39.09987212 m/s There are a couple of ways to solve this problem. We can use the equation for the distance an object moves under a constant acceleration of 9.8 m/s^2, or we can calculate the kinetic energy an object will have after falling 78 meters and from there calculate the velocity. Let's first use the constant acceleration formula: d = 0.5 AT^2 78 m = 0.5 * 9.8 m/s^2 * T^2 78 m = 4.9 m/s^2 * T^2 15.91836735 s^2 = T^2 3.98978287 = T So we now know it takes 3.98978287 second for the brick to hit the ground. And at an acceleration of 9.8 m/s^2 we get: 3.98978287 s * 9.8 m/s^2 = 39.09987212 m/s Now let's try using the energy method. I will assume that the mass of the brick is 1 kg, but any non-zero value will do.
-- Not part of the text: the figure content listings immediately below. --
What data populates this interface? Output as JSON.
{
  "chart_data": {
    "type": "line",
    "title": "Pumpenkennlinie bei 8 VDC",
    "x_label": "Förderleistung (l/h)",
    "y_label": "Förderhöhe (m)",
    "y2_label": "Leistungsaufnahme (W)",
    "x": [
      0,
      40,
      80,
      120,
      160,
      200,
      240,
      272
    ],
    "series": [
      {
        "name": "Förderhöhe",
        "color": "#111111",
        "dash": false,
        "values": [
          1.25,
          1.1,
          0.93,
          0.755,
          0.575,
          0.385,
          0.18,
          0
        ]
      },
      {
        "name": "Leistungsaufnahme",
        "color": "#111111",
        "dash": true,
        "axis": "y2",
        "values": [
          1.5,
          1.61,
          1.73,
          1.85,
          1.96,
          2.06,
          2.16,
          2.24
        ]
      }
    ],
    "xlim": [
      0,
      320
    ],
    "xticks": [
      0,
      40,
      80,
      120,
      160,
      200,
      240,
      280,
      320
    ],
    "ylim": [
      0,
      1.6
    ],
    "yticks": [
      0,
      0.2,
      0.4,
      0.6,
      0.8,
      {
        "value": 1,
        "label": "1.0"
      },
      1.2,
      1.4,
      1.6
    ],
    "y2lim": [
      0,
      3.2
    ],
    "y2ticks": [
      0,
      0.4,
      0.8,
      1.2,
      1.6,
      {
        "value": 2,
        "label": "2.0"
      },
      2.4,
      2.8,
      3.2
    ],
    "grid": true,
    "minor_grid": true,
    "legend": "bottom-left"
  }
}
So 78 m * 9.8 m/s^2 * 1 kg = 764.4 kg*m^2/s^2 And kinetic energy is expressed as KE = 0.5 mv^2 So 764.4 kg*m^2/s^2 = 0.5 1 kg * v^2 764.4 kg*m^2/s^2 = 0.5 kg * v^2 1528.8 m^2/s^2 = v^2 39.09987212 m/s = v So the determine how long it takes and multiply by the acceleration method gives 39.09987212 m/s. And the use the energy to determine the velocity gives 39.09987212 m/s. So it doesn't matter which of the two methods you use. But, personally, I think the energy method is simpler, although the time method is more direct.